Blueneck - Repetitions En matière de post-rock anglo-saxon, derrière l'incontournable icône Mogwai, les formations contemporaines fourmillent depuis quelques années, s'éloignent de cette figure de marque incontournable et livrent quantité de disques tous plus réussis les uns que les autres. Jusqu'à faire du Royaume-Uni l'un des principaux pourvoyeurs de talents en la matière. Blueneck, Her Name is Calla, iLiKETRAINS, Yndi Halda et quelques autres sont de ceux-là.
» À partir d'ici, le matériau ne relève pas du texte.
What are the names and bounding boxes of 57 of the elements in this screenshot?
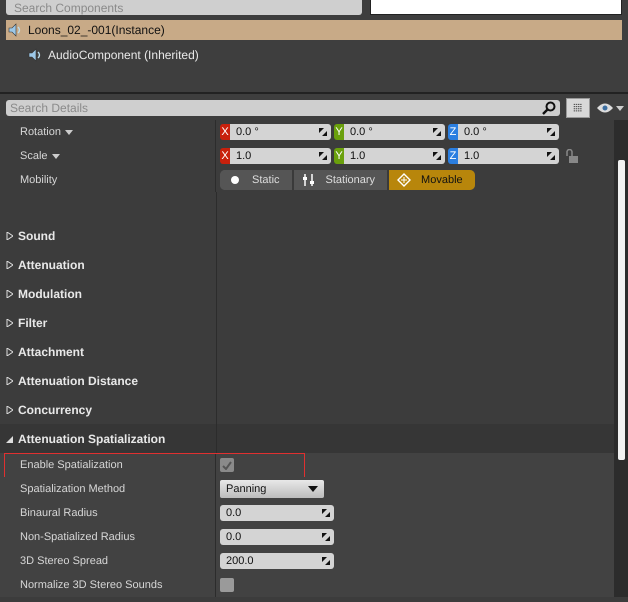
dropdown[interactable]: Panning — [220, 480, 324, 498]
field-value: 0.0 ° — [464, 126, 487, 138]
search-field[interactable]: Search Details — [6, 100, 560, 116]
number-field[interactable]: 0.0 ° — [230, 124, 331, 140]
axis-label: Z — [448, 124, 458, 140]
property-label: Non-Spatialized Radius — [20, 531, 135, 543]
field-value: 1.0 — [350, 150, 366, 162]
mobility-option[interactable]: Static — [220, 170, 294, 190]
category-header[interactable]: Attachment — [0, 337, 217, 366]
number-field[interactable]: 200.0 — [220, 553, 334, 569]
property-label: Normalize 3D Stereo Sounds — [20, 579, 162, 591]
property-label: Scale — [20, 150, 48, 162]
number-field[interactable]: 0.0 — [220, 529, 334, 545]
category-header[interactable]: Attenuation Distance — [0, 366, 217, 395]
number-field[interactable]: 1.0 — [458, 148, 559, 164]
field-value: 0.0 — [226, 507, 242, 519]
category-label: Modulation — [18, 286, 82, 300]
axis-label: X — [220, 148, 230, 164]
category-header[interactable]: Modulation — [0, 279, 217, 308]
axis-label: Z — [448, 148, 458, 164]
field-value: 0.0 — [226, 531, 242, 543]
category-label: Attachment — [18, 344, 84, 358]
category-label: Attenuation Distance — [18, 374, 138, 388]
search-field[interactable]: Search Components — [6, 0, 362, 15]
category-label: Attenuation — [18, 258, 85, 272]
category-label: Sound — [18, 228, 56, 242]
field-value: 1.0 — [464, 150, 480, 162]
field-value: 0.0 ° — [236, 126, 259, 138]
property-label: Spatialization Method — [20, 483, 126, 495]
category-label: Concurrency — [18, 402, 92, 416]
number-field[interactable]: 0.0 ° — [458, 124, 559, 140]
axis-label: Y — [334, 124, 344, 140]
axis-label: X — [220, 124, 230, 140]
number-field[interactable]: 0.0 ° — [344, 124, 445, 140]
category-header[interactable]: Sound — [0, 221, 217, 250]
field-value: 1.0 — [236, 150, 252, 162]
category-label: Attenuation Spatialization — [18, 432, 166, 446]
number-field[interactable]: 1.0 — [230, 148, 331, 164]
property-label: 3D Stereo Spread — [20, 555, 108, 567]
property-label: Mobility — [20, 174, 58, 186]
item-label: AudioComponent (Inherited) — [48, 48, 199, 62]
field-value: 200.0 — [226, 555, 254, 567]
tree-item[interactable]: AudioComponent (Inherited) — [26, 45, 622, 65]
item-label: Loons_02_-001(Instance) — [28, 23, 165, 37]
number-field[interactable]: 0.0 — [220, 505, 334, 521]
mobility-option[interactable]: Stationary — [294, 170, 390, 190]
field-value: 0.0 ° — [350, 126, 373, 138]
property-label: Binaural Radius — [20, 507, 98, 519]
property-label: Rotation — [20, 126, 61, 138]
tree-item[interactable]: Loons_02_-001(Instance) — [6, 20, 622, 40]
mobility-option[interactable]: Movable — [389, 170, 475, 190]
number-field[interactable]: 1.0 — [344, 148, 445, 164]
category-header[interactable]: Filter — [0, 308, 217, 337]
axis-label: Y — [334, 148, 344, 164]
category-header[interactable]: Attenuation — [0, 250, 217, 279]
category-label: Filter — [18, 316, 48, 330]
property-label: Enable Spatialization — [20, 459, 123, 471]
Les premiers-nommés, qui nous concernent aujourd'hui, ont déjà livré deux albums de haute volée (Scars of the Midwest et The fallen host), via Denovali Records, alors que sort ce Repetitions, toujours chez la même crèmerie, un disque à l'artwork sombre mais serti de deux cerfs dorés. La fameuse mode du cerf sur les albums, plutôt orientés postcore d'ordinaire, a encore frappé...
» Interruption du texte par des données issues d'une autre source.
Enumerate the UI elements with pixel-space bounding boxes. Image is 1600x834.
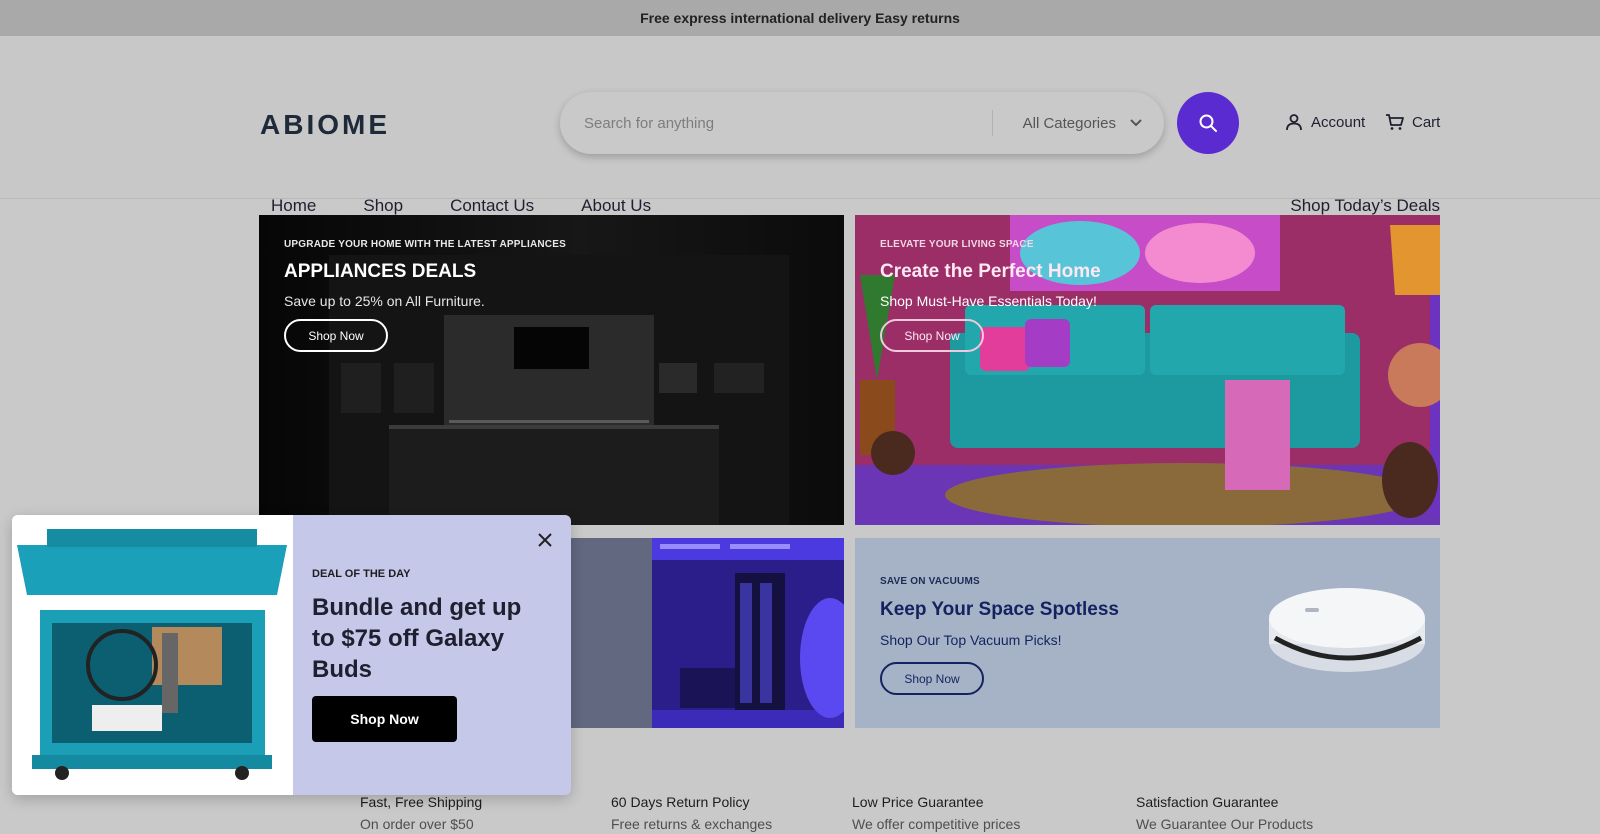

Que l'on se rassure, Blueneck n'a pas réellement changé ou plutôt s'il l'a fait, c'est pour aller plus loin vers les cimes du post-rock, déjà explorées par le passé, jusqu'à atteindre une intensité nouvelle. "Pneumothorax", première des neuf pièces que compte l'album, ne fait qu'en marquer l'évidence. Une longue intro au piano bercée par la voix brisée de son vocaliste, on vacille déjà et voici que le collectif anglais prend tout son temps avant de s'en aller tutoyer des sommets d'amplitude émotionnelle. Il a raison. Un crescendo d'une densité sensorielle incroyable, l'âme qui se déchire, traversée de parts en parts par ces torrents de mélancolie douloureuse et un climax étourdissant, Blueneck vient de marquer la scène post-rock de son empreinte. Et ne compte pas s'arrêter là. "Sawbones" le suit en promenant sa fragilité cristalline avant de s'offrir un nouveau grand-huit sur lequel les instruments s'entrechoquent pour aboutir à une nouvelle merveille de post-rock, maladif certes mais sublime.
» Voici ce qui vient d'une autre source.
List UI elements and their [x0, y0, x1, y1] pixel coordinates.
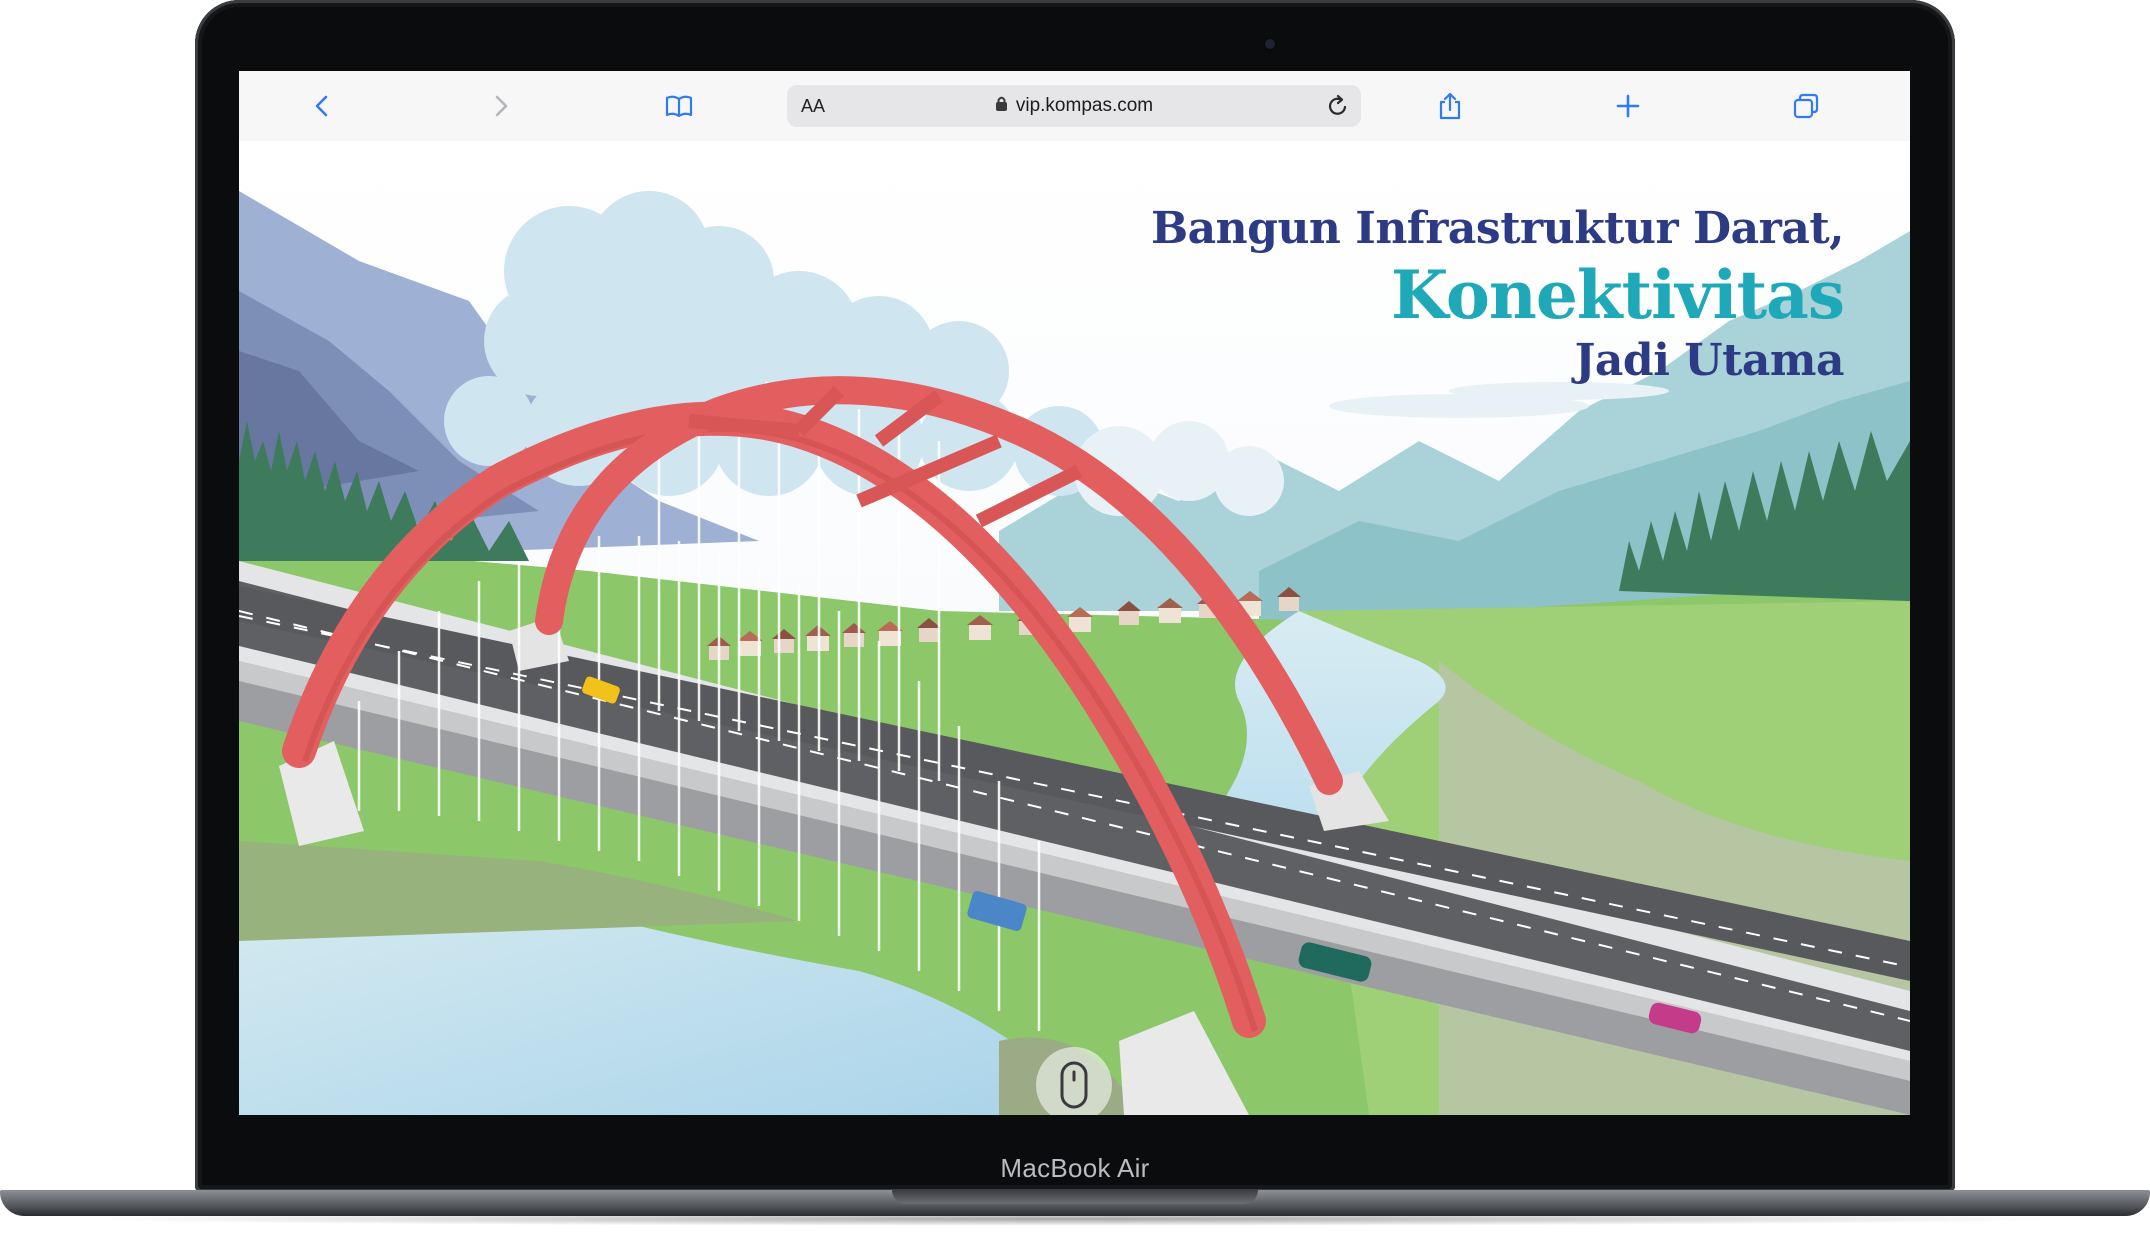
mouse-icon	[1060, 1061, 1088, 1109]
headline-line-2: Konektivitas	[1390, 256, 1845, 334]
new-tab-icon	[1616, 94, 1640, 118]
forward-button[interactable]	[479, 85, 521, 127]
forward-icon	[495, 95, 508, 117]
tabs-overview-button[interactable]	[1785, 85, 1827, 127]
bookmarks-button[interactable]	[658, 85, 700, 127]
screen: AA vip.kompas.com Bangun Infrastruktur D…	[239, 71, 1910, 1115]
back-button[interactable]	[302, 85, 344, 127]
page-headline: Bangun Infrastruktur Darat, Konektivitas…	[1150, 201, 1845, 389]
lock-icon	[995, 96, 1007, 111]
browser-toolbar: AA vip.kompas.com	[239, 71, 1910, 142]
device-label: MacBook Air	[1000, 1153, 1150, 1183]
tabs-icon	[1793, 93, 1819, 119]
page-content: Bangun Infrastruktur Darat, Konektivitas…	[239, 141, 1910, 1115]
address-bar[interactable]: AA vip.kompas.com	[787, 85, 1361, 127]
headline-line-1: Bangun Infrastruktur Darat,	[1150, 203, 1845, 254]
share-button[interactable]	[1429, 85, 1471, 127]
new-tab-button[interactable]	[1607, 85, 1649, 127]
reload-icon[interactable]	[1323, 91, 1353, 121]
url-text: vip.kompas.com	[1015, 95, 1154, 116]
bookmarks-icon	[665, 95, 693, 118]
camera	[1265, 39, 1275, 49]
back-icon	[315, 95, 328, 117]
laptop-notch	[892, 1190, 1258, 1204]
headline-line-3: Jadi Utama	[1574, 335, 1845, 386]
scroll-hint-button[interactable]	[1036, 1047, 1112, 1115]
share-icon	[1439, 92, 1461, 120]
Les morceaux se suivent et la formation anglo-saxonne poursuit cette exploration d'une âme qui semble s'être perdue dans un océan de larmes, hantée par ses fantômes intérieurs et au loin, à travers la grisaille, essaie de trouver des raisons d'entrevoir quelques motifs d'espoir à travers ce voile de déprime ambiante (le cafardeux "Venger", le très beau "Sleeping through a storm" et ses fulgurances lumineuses). "Una salus victus" fait figure de respiration minimaliste de par son ascétisme et l'économie d'effets qu'il procure, pour mieux s'effacer derrière l'un des bijoux de ce Repetitions : "Ellipsis", portée par des cordes qui emportent de nouveau l'auditeur vers son apogée, un zénith émotionnel que peu de groupes ont atteint jusqu'alors et qui ne fait que rendre le troisième opus de Blueneck plus précieux. Un album qui, avec le si bien nommé "Barriers down" et jusqu'à "The last refuge", malgré une orientation folk plaintive un peu trop appuyée sur ce dernier, réussit le coup de maître d'être un petit chef-d'œuvre quasiment de bout en bout. Et au moment de boucler cette boucle, les anglais livrent une ultime pépite avec "Lopussa"... énième preuve d'élégance d'un album à nul autre pareil. Merci.